Writing War Transformed: The Future of Twenty-First-Century Great Power Competition and Conflict seemed an inevitable project for Major General Mick Ryan (Retd.) to mark the end of his military career. After over 30 years of service, Ryan served across a number of operational, staff and training roles; however, arguably his greatest contribution to the Australian Defence Force (ADF) was found in his passion of Professional Military Education (PME).

After quite literally writing the book on Army’s needs for education and training, Ryan would go on to serve as the Director General Training and Doctrine for Army, and finally the Commander of the Australian Defence College.

Ryan’s passion for PME is clearly visible throughout the book, drawing on much of his earlier work and ties to leading academics within the various fields intersecting with the profession of arms. Reinforcing his love of history, he also often uses historical examples (in lieu of personal anecdotes) to make his case. The book is clearly not a memoir, but rather his own contribution to the profession of arms and the study of the future of war.

Ryan’s overarching thesis – that technology alone will not prove decisive in the wars of the 21st century – is not altogether new, or particularly contentious. It is, however, an idea that is worth promoting when the allure of new technologies can distract from investments in any military’s greatest capability: its people.

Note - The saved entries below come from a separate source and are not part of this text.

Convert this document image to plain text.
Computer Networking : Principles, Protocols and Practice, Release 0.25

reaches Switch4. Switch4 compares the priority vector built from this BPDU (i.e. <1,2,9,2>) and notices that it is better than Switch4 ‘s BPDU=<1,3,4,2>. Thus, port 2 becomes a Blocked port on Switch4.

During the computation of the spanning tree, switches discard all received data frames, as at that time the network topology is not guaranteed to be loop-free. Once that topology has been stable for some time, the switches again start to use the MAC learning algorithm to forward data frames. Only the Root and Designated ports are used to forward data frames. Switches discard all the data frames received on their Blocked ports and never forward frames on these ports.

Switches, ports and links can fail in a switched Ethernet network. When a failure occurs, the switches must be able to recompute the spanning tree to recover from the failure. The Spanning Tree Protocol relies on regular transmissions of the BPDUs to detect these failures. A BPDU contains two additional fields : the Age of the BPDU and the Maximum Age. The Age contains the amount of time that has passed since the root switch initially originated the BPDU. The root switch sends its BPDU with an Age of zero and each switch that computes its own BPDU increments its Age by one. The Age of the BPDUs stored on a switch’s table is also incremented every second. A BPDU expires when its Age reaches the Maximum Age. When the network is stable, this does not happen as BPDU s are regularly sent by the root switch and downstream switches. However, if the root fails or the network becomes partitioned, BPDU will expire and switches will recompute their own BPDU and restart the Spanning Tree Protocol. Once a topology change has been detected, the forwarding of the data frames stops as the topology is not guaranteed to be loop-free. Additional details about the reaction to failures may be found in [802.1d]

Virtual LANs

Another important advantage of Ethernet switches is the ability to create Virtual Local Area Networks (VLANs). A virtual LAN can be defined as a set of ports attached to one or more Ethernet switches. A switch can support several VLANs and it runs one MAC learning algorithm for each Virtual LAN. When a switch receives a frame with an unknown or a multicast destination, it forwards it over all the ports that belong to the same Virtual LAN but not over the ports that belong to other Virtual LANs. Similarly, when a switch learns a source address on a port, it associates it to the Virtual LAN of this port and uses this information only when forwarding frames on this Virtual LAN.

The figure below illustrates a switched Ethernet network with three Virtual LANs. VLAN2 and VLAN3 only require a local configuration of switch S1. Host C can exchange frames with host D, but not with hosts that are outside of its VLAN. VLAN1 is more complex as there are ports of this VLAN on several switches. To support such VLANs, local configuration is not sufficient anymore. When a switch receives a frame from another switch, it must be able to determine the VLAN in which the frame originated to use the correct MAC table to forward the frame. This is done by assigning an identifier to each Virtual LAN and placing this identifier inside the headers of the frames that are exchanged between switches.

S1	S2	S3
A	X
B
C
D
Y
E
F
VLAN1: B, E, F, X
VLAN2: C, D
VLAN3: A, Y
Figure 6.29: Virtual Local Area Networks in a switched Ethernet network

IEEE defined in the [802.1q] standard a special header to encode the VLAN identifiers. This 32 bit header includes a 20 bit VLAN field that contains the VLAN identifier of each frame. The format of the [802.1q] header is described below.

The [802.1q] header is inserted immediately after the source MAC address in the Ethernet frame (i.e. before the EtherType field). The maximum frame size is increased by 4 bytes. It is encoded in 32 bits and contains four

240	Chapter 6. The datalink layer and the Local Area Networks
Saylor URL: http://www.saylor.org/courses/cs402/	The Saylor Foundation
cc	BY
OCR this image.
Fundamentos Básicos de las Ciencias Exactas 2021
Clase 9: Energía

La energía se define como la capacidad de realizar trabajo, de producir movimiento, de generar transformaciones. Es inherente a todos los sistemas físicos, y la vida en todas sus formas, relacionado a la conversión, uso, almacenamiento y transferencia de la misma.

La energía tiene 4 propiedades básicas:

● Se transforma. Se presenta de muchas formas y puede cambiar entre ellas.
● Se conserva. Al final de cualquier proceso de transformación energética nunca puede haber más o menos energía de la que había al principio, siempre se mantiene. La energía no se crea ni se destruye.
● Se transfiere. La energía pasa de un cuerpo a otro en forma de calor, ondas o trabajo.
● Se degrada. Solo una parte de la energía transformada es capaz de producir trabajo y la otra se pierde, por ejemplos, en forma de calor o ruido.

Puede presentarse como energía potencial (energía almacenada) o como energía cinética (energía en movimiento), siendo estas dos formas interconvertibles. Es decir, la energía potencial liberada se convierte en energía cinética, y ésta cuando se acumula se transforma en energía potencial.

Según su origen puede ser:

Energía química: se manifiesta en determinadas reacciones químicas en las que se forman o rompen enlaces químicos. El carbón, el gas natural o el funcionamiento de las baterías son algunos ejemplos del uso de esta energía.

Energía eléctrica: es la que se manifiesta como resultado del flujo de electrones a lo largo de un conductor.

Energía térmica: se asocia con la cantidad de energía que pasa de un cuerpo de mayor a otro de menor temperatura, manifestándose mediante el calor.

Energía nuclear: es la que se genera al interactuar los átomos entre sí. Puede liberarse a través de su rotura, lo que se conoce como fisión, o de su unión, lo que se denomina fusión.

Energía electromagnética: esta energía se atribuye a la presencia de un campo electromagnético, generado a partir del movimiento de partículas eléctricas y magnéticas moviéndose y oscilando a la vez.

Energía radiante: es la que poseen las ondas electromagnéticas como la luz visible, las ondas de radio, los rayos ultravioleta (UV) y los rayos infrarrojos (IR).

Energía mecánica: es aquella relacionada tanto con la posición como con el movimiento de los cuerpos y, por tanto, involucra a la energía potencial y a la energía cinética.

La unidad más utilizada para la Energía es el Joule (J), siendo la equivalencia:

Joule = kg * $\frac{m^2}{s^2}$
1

War Transformed is also not a forecast or prediction of the future of war. Rather, his work could be seen more as a descriptor of the key technologies affecting warfare in the 21st century than as a disruptive position on how Western militaries need to re-evaluate their approach to preparing for these conflicts. In this regard, the book is unlikely to be met with much debate or conjecture within the profession of arms. Similarly, Ryan avoids issues of policy or political controversy in lieu of a narrower focus on how Western militaries need to be responsive to change.

Nevertheless, its value for those seeking to understand war’s evolving character is certainly evident. Predicting the future may well be a fruitless endeavour, but preparing for it never is. In this sense, his central thesis holds true. A focus on the intellectual edge for competitive advantage allows for the creation of an agile force that can embrace change and adapt to war’s evolving character.

The book is also quite timely, being released only a few weeks before the Russian Invasion of Ukraine. So far, Ryan’s assertions have held true to the events that have occurred since then. Technology has not proved decisive, surprise has been enduring, and the wit of a motivated force has continued to prevail over a larger and better resourced adversary.

Ryan concludes with six propositions to prepare for future conflicts. Each is founded on war’s enduring nature – that it will continue to be a human endeavour. By reinforcing the importance of the human in war, he seeks to focus his recommendations on how to ensure those humans are best prepared to navigate an uncertain world. In order to harness the potential of emerging and disruptive technologies, Ryan contends that militaries need to incentivise and nurture intellectual curiosity.

New technologies will require new approaches and new approaches will require a cultural change as much as they’ll require an institutional one. Ryan’s work provides a clear outline of the challenges confronting professional militaries in an accelerated and uncertain world. While he doesn’t provide all the answers to these challenges, he does provide a meaningful contribution to the discussion and a goal to aspire towards. For this, his work deserves the attention of any military professional.